To exemplify this, we need data regarding the emplacement of the future structure. This data is taken from a geotechnical study over the emplacement soil.
Having this data, the active stress "K" can be calculated for each of the soil layers with the formula:
K = tg2(45-Ф/2)
Using this formula we obtain:
|- For the layer 1: New added soil:||K1=tg2(45-30/2)=0.3333;|
|- For the layer 2, Brown clay 1:||K2.1=tg2(45-20/2)=0.4903;|
|- For the layer 2, Brown clay 2:||K2.2=tg2(45-20/2)=0.4903;|
|- For the layer 2, Brown clay 3:||K2.3=tg2(45-20/2)=0.4903;|
|- For the layer 2, Brown clay 4:||K2.4=tg2(45-19/2)=0.5088;|
|- For the layer 2, Brown clay 5:||K2.5=tg2(45-19/2)=0.5088;|
|- For the layer 2, Brown clay 6:||K2.6=tg2(45-22/2)=0.4550;|
|- For the layer 3, Yellow clay 1:||K3.1=tg2(45-21/2)=0.4724;|
|- For the layer 3, Yellow clay 2:||K3.2=tg2(45-21/2)=0.4724;|
|- For the layer 4, Loam clay 1:||K4.1=tg2(45-20/2)=0.4903;|
|- For the layer 4, Loam clay 2:||K4.2=tg2(45-21/2)=0.4724.|
We still need to calculate the K' coefficient that represents a mediated value of all the active stresses from the soil layers above the one calculated:
|- For the layer 1: New added soil:||K'1= K1=0.3333;|
|- For the layer 2, Brown clay 1:||K'2.1=K1=0.3333;|
|- For the layer 2, Brown clay 2:||K'2.2=(K1+ K2.1)/2 =0.4118|
|- For the layer 2, Brown clay 3:||K'2.3=(K1+ K2.1+K2.2)/3=0.4380|
|- For the layer 2, Brown clay 4:||K'2.4=(K1+ K2.1+K2.2+K2.3)/4=0.4511|
| - For the layer 2, Brown clay 5:
K'2.5=(K1+ K2.1+K2.2+K2.3+ K2.4)/5=0.4626
| - For the layer 2, Brown clay 6:
K'2.6=(K1+ K2.1+K2.2+K2.3+ K2.4+K2.5)/6=0.4703
| - For the layer 3, Yellow clay 1:
K'3.1=(K1+ K2.1+K2.2+K2.3+ K2.4+K2.5+K2.6)/7=0.4681
| - For the layer 3, Yellow clay 2:
K'3.2=(K1+ K2.1+K2.2+K2.3+ K2.4+K2.5+K2.6+K3.1)/8=0.4687
| - For the layer 4, Loam clay 1:
K'4.1=(K1+ K2.1+K2.2+K2.3+ K2.4+K2.5+K2.6+K3.1+K3.2)/9=0.4691
| - For the layer 4, Loam clay 2 :
K'4.2=(K1+ K2.1+K2.2+K2.3+ K2.4+K2.5+K2.6+K3.1+K3.2+K4.1)/10=0.4712
With all this available data we can start to define the automatic generated soil pressure over a wall.

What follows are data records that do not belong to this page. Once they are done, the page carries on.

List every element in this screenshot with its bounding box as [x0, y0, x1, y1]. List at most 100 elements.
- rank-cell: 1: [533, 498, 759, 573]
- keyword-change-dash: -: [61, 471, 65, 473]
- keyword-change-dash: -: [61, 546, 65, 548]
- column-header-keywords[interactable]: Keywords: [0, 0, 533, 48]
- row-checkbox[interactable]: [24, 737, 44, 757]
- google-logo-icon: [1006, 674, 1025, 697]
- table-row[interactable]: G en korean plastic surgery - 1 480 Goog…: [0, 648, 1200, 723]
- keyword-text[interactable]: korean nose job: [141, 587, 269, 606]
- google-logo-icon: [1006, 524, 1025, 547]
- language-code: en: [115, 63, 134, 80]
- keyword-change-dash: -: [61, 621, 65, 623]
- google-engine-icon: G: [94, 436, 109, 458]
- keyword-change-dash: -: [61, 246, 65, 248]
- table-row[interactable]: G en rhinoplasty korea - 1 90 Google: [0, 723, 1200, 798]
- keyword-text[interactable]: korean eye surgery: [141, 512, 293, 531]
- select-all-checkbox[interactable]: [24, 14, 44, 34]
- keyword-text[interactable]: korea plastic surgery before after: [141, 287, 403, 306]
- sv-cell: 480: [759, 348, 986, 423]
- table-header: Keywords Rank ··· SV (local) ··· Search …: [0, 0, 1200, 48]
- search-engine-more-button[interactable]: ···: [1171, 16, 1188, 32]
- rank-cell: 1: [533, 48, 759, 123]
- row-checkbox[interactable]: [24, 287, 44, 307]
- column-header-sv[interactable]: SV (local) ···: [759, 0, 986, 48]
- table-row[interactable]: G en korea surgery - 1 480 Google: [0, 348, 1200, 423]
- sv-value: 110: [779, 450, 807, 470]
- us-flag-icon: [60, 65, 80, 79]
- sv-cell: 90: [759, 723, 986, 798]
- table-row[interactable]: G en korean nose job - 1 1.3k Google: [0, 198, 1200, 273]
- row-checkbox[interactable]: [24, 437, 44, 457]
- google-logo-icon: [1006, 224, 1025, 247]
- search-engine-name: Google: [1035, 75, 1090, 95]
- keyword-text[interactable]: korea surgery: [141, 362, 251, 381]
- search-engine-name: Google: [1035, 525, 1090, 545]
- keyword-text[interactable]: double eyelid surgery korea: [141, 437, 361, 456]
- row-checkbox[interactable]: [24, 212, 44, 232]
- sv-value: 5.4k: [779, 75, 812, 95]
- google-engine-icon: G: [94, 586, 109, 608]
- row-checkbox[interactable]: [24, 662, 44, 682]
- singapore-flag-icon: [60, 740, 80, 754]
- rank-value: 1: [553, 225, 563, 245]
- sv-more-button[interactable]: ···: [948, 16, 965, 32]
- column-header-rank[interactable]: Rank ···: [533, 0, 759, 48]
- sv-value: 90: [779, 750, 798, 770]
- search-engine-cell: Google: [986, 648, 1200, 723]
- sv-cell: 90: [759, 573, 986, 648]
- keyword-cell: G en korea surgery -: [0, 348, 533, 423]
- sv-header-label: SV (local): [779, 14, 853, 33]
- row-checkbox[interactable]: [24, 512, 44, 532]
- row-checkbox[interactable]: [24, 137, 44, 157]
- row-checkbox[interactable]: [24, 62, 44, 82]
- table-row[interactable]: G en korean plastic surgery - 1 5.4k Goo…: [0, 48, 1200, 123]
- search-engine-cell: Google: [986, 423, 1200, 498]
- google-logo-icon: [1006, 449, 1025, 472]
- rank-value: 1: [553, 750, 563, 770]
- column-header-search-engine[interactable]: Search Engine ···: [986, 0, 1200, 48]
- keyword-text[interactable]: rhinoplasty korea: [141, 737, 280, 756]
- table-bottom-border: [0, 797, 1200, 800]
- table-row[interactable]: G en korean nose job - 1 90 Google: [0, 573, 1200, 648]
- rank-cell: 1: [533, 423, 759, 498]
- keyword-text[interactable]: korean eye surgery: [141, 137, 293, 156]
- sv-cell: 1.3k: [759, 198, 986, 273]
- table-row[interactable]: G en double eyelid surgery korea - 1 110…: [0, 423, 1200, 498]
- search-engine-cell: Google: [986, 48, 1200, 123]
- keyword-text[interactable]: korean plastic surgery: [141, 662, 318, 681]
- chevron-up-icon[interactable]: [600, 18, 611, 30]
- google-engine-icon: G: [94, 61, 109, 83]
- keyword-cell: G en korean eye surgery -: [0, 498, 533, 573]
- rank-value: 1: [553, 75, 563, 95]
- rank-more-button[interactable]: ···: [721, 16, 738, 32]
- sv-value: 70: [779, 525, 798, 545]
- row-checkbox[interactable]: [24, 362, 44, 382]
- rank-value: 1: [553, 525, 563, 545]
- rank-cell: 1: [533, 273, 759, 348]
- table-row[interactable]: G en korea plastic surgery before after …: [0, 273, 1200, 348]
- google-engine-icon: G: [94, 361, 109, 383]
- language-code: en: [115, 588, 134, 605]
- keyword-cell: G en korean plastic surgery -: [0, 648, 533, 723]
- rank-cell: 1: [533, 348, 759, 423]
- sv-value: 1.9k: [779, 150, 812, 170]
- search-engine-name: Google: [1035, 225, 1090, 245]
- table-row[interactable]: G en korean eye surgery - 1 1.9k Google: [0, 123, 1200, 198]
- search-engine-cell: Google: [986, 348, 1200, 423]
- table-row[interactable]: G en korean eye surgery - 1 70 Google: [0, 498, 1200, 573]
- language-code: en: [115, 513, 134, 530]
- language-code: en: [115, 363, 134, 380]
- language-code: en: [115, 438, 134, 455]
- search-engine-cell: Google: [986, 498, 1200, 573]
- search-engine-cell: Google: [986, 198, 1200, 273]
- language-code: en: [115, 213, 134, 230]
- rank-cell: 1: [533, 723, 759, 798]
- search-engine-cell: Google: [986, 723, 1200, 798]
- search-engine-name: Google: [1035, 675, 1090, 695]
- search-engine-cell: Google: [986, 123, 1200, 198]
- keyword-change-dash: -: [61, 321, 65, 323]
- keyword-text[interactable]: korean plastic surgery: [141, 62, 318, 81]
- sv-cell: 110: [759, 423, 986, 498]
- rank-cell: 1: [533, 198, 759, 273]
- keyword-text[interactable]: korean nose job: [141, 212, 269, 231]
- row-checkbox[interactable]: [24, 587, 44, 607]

We will use a model similar to the one shown in the figure. The structure will be placed under the ground.
Before we insert the data about the soil, we must know that the automatically generated planar forces that are produced by the program are created dependent of the local axes of the support structural element. To make sure that these forces are generated correctly it is necessary to place the planar elements of the structure in a certain way. The local axes must be orientated as in the figure: the X-axis along the length of the element and the Z-axis toward the outside of the structure.
To generate the soil pressure you must select the structural elements and, from the main menu, open the "Pressure generator" using the "Generate / Load / Pressure..." command.
This command will open the "Pressure generator" window. In this window you must select the type of pressure to generate: "Soil". The "Soil Pressure generator" provides the option to chose the direction that the pressure will take action: "Internal" (same direction as the local Z-axis) or "External" (opposite direction to the local Z-axis). In this example, given the way that the local axes of the structural elements are orientated, the appropriate option is "External"
The soil pressure is generated dependent of the soil properties. The soil properties are defined using the "Modify" command and then using "Add".
The soil properties must be inserted for each of the soil layers:
After the soil properties are defined, you must select the load case in which the new generated loads will be included.
For this example a new load case was selected. In "Live loads", a new load case named "Pressure" was created.